Wer seine unternehmerischen Prozesse anpassen und modernisieren möchte, kommt nicht mehr an der Implementierung einer digitalen Unternehmenskommunikation vorbei. Doch nicht immer scheitert die Digitalisierung eines Betriebs an mangelnden Ressourcen oder veralteten Denkweisen innerhalb der Führungsriege: Eine Studie der Universität Duisburg-Essen und der Management- und Technologieberatung Campana & Schott zeigt, dass in mehr als jedem dritten deutschen Unternehmen die Mitarbeiter generell skeptisch gegenüber Veränderungen eingestellt sind – seien diese digitaler oder prozessualer Natur.

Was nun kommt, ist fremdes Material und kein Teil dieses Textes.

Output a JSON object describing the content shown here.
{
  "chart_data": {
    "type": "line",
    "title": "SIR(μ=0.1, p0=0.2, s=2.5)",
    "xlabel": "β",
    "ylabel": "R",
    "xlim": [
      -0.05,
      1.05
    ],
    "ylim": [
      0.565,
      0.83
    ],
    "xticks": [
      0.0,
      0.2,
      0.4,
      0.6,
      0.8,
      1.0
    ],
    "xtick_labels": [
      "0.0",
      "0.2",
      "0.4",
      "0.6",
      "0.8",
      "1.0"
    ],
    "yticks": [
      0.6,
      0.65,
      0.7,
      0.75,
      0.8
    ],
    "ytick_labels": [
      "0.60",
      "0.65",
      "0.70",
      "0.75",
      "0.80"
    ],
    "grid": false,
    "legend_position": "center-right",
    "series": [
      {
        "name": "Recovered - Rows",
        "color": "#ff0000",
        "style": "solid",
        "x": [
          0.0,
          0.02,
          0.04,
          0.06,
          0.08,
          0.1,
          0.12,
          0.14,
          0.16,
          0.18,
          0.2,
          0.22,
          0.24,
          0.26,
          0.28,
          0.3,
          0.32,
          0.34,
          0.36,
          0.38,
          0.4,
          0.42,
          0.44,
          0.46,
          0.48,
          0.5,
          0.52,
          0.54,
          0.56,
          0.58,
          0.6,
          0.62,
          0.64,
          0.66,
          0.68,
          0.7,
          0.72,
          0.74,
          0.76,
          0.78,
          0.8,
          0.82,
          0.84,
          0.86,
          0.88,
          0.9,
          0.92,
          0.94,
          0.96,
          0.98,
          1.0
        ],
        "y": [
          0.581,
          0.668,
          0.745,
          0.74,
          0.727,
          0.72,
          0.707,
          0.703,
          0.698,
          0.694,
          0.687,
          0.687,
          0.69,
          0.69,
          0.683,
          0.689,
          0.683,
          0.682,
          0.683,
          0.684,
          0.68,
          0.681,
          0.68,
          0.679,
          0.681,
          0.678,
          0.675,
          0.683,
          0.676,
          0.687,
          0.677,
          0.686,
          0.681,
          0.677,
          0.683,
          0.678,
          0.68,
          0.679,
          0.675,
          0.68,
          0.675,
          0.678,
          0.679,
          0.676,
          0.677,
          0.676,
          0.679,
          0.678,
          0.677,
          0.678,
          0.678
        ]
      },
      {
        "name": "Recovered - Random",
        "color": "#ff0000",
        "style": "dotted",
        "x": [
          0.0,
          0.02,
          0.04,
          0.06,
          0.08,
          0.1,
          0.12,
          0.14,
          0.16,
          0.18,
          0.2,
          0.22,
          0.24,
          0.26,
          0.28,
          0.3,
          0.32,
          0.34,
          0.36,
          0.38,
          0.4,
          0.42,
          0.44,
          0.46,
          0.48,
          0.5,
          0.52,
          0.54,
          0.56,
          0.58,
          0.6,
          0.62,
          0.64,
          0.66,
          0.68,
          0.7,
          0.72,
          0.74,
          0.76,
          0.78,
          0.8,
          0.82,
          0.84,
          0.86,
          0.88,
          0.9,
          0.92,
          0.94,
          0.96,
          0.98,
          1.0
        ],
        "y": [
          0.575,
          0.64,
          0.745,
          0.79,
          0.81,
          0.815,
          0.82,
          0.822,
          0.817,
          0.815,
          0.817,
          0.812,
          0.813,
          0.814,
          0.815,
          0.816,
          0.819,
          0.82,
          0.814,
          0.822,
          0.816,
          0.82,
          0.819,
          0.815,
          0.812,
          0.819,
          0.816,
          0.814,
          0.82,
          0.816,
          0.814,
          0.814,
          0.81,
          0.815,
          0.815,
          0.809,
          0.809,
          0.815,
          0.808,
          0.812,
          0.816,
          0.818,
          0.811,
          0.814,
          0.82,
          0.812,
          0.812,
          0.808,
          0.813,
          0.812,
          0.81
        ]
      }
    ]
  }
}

Konträr dazu sind die Aussichten auf eine von digitaler Transformation geprägte Arbeitsweise aus unternehmerischer Warte heraus jedoch sehr positiv besetzt, denn “zwei Drittel der befragten Unternehmen gaben an, dass sie durch die Umsetzung der digitalen Transformation eine verbesserte Marktposition erwarteten”.

Diese Diskrepanz kann für die zukünftige Ausrichtung des Betriebs problematisch werden und es ist daher notwendig, dass sich jedes Unternehmen diese zuerst einmal bewusst macht und eingesteht, bevor die jeweilige individuelle Situation tiefergehend analysiert werden kann. Nun sollten mit Expertenhilfe effiziente Maßnahmen ausgearbeitet werden, die auf das Know-how aus Bereichen wie dem Change Management oder der Corporate Communication zurückgreifen. Ein externer Blick auf das Unternehmen kann zusätzlich dabei helfen, “Scheuklappendenken” abzulegen und sich unvoreingenommen am Markt nach Lösungsansätzen umzusehen.